Croda International said it plans to pass on any additional costs from US tariffs to its customers, as the UK chemical maker seeks to shore up profits in a high-inflation environment.

The 100-year-old company, based in Snaith in Yorkshire, said:

Although our well-balanced local manufacturing and procurement model helps to mitigate our direct exposure to tariffs, we are assessing the likely impact and intend to apply a tariff surcharge to cover any associated incremental costs.

Its share price rose as much as 10% and later traded 7.5% higher, despite a drop in 2024 sales and profits. However in the first quarter, sales rose by 9% to £442m at constant exchange rates, and Croda stuck to its profit forecast for this year. Analysts are forecasting a pretax profit of £209.8m, according to a company poll.

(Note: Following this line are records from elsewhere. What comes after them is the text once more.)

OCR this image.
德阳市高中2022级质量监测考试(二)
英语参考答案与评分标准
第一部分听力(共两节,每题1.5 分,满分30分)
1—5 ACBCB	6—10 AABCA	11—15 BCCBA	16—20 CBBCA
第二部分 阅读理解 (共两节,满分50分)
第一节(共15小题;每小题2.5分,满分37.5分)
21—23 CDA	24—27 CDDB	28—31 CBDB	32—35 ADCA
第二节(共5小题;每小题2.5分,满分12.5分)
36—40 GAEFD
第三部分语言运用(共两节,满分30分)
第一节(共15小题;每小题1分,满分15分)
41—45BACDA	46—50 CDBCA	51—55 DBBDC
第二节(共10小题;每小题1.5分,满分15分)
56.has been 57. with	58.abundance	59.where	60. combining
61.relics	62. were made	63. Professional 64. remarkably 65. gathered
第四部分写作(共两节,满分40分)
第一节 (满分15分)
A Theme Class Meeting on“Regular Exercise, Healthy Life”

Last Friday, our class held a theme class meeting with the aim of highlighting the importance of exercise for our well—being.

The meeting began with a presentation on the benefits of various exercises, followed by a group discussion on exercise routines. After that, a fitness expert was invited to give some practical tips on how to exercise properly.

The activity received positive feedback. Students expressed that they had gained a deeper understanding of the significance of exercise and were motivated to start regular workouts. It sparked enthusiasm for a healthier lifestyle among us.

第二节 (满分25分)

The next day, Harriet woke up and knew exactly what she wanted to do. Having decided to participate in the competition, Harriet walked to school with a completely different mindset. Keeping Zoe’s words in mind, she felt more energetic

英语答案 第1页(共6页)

The company, which makes ingredients and specialty chemicals for clients across the beauty, agriculture, pharmaceutical and industrial sectors, had already announced plans for £25m in cost-saving measures to help counter rising costs.

With alternative sources of supply limited in many cases, Croda‘s plans to pass on any incremental costs from tariffs to customers may be something clients will have to accept, according to analysts at Hargreaves Lansdown.

Companies worldwide are digesting the impact of the global trade war sparked by US president Donald Trump’s sweeping tariffs, which has fuelled fears of a recession.

Croda’s sales from North America accounted for almost 24% of its annual revenue in 2024.